Avec son pelage roux flamboyant et sa queue annelée, le panda roux est l’un des mammifères les plus attachants et les plus menacés de la planète. Classé en danger par l’UICN, sa population sauvage est estimée à moins de 10 000 individus adultes, en déclin constant depuis deux décennies. Ce petit carnivore devenu quasi exclusivement végétarien, qui se nourrit principalement de bambou, est le seul représentant vivant de la famille des Ailuridés, ce qui en fait un trésor évolutif irremplaçable.

Le panda roux vit dans les forêts tempérées d’altitude de l’Himalaya oriental, du Népal au Myanmar en passant par le Bhoutan, l’Inde et le sud-ouest de la Chine. La déforestation massive, la fragmentation de son habitat par les routes et l’agriculture, ainsi que le braconnage pour sa fourrure constituent les principales menaces. Le changement climatique modifie également la répartition du bambou dont il dépend à plus de 95 % pour son alimentation.
Observer le panda roux en milieu naturel reste un privilège rare en raison de son comportement discret et arboricole. Voici les destinations les plus prometteuses pour tenter cette rencontre exceptionnelle.

Les forêts de rhododendrons et de bambous de l'Himalaya oriental constituent le cœur de l'aire de répartition du panda roux. Au Népal, le parc national de Langtang et la réserve de Singalila offrent les meilleures chances d'observation, entre 2 500 et 4 000 mètres d'altitude. Le district d'Ilam, dans l'est du pays, abrite des populations relativement stables grâce aux efforts de conservation communautaire. En Inde, le Sikkim et le Darjeeling sont des bastions reconnus de l'espèce. Le panda roux, principalement actif à l'aube et au crépuscule, passe la journée à dormir dans la canopée, enroulé dans sa queue touffue. Les treks guidés avec des pisteurs locaux, généralement entre novembre et avril lorsque le feuillage est moins dense, maximisent les chances de repérer cet animal discret.

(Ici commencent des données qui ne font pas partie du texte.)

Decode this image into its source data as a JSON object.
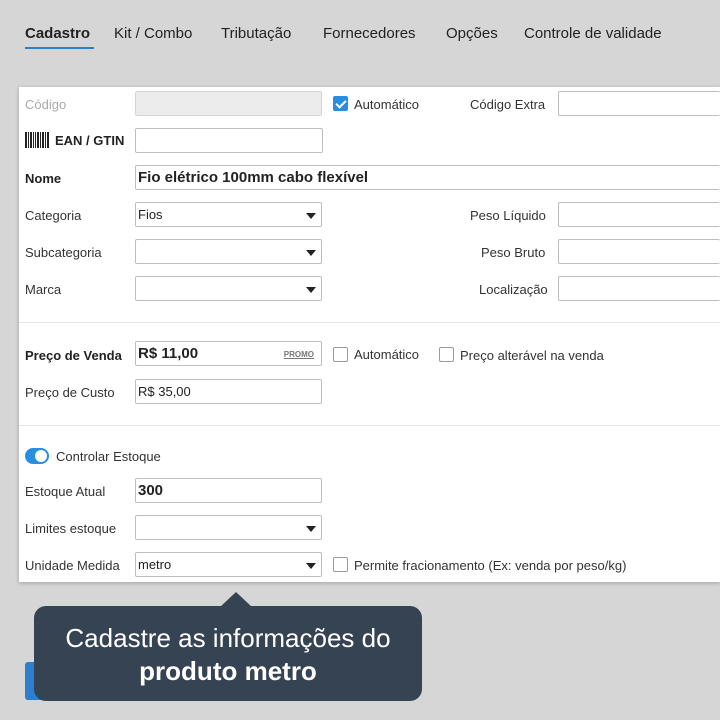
{
  "tabs": [
    {
      "label": "Cadastro",
      "active": true
    },
    {
      "label": "Kit / Combo"
    },
    {
      "label": "Tributação"
    },
    {
      "label": "Fornecedores"
    },
    {
      "label": "Opções"
    },
    {
      "label": "Controle de validade"
    }
  ],
  "form": {
    "codigo_label": "Código",
    "codigo_value": "",
    "automatico_label": "Automático",
    "automatico_checked": true,
    "codigo_extra_label": "Código Extra",
    "codigo_extra_value": "",
    "ean_label": "EAN / GTIN",
    "ean_value": "",
    "nome_label": "Nome",
    "nome_value": "Fio elétrico 100mm cabo flexível",
    "categoria_label": "Categoria",
    "categoria_value": "Fios",
    "subcategoria_label": "Subcategoria",
    "subcategoria_value": "",
    "marca_label": "Marca",
    "marca_value": "",
    "peso_liquido_label": "Peso Líquido",
    "peso_liquido_value": "",
    "peso_bruto_label": "Peso Bruto",
    "peso_bruto_value": "",
    "localizacao_label": "Localização",
    "localizacao_value": "",
    "preco_venda_label": "Preço de Venda",
    "preco_venda_value": "R$ 11,00",
    "promo_label": "PROMO",
    "preco_automatico_label": "Automático",
    "preco_alteravel_label": "Preço alterável na venda",
    "preco_custo_label": "Preço de Custo",
    "preco_custo_value": "R$ 35,00",
    "controlar_estoque_label": "Controlar Estoque",
    "controlar_estoque_on": true,
    "estoque_atual_label": "Estoque Atual",
    "estoque_atual_value": "300",
    "limites_estoque_label": "Limites estoque",
    "limites_estoque_value": "",
    "unidade_medida_label": "Unidade Medida",
    "unidade_medida_value": "metro",
    "fracionamento_label": "Permite fracionamento (Ex: venda por peso/kg)"
  },
  "tooltip": {
    "line1": "Cadastre as informações do",
    "line2": "produto metro"
  },
  "colors": {
    "accent": "#2a7fd0",
    "tooltip_bg": "#364352",
    "page_bg": "#d6d6d6"
  }
}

La pression démographique croissante dans les vallées himalayennes fragmente progressivement les corridors forestiers reliant les populations, rendant chaque zone protégée d'autant plus vitale.

Les forêts d'altitude du plateau oriental du Tibet et des provinces chinoises du Sichuan et du Yunnan abritent la sous-espèce Ailurus fulgens styani, légèrement plus grande et plus foncée que sa cousine himalayenne. La réserve naturelle de Wolong et les montagnes de Liangshan, dans le Sichuan, concentrent des populations significatives vivant entre 2 200 et 4 800 mètres d'altitude. Ces forêts mixtes de conifères et de bambous, souvent noyées dans le brouillard, offrent un habitat idéal mais rendent l'observation particulièrement difficile. Les programmes de recherche chinois utilisent des pièges photographiques qui révèlent une activité nocturne plus importante qu'on ne le pensait. La Chine a considérablement renforcé la protection de ces zones depuis 2010, intégrant le panda roux dans ses plans de conservation aux côtés du panda géant. Cependant, l'expansion des infrastructures routières et l'exploitation forestière illégale continuent de morceler les habitats, isolant génétiquement les populations les unes des autres.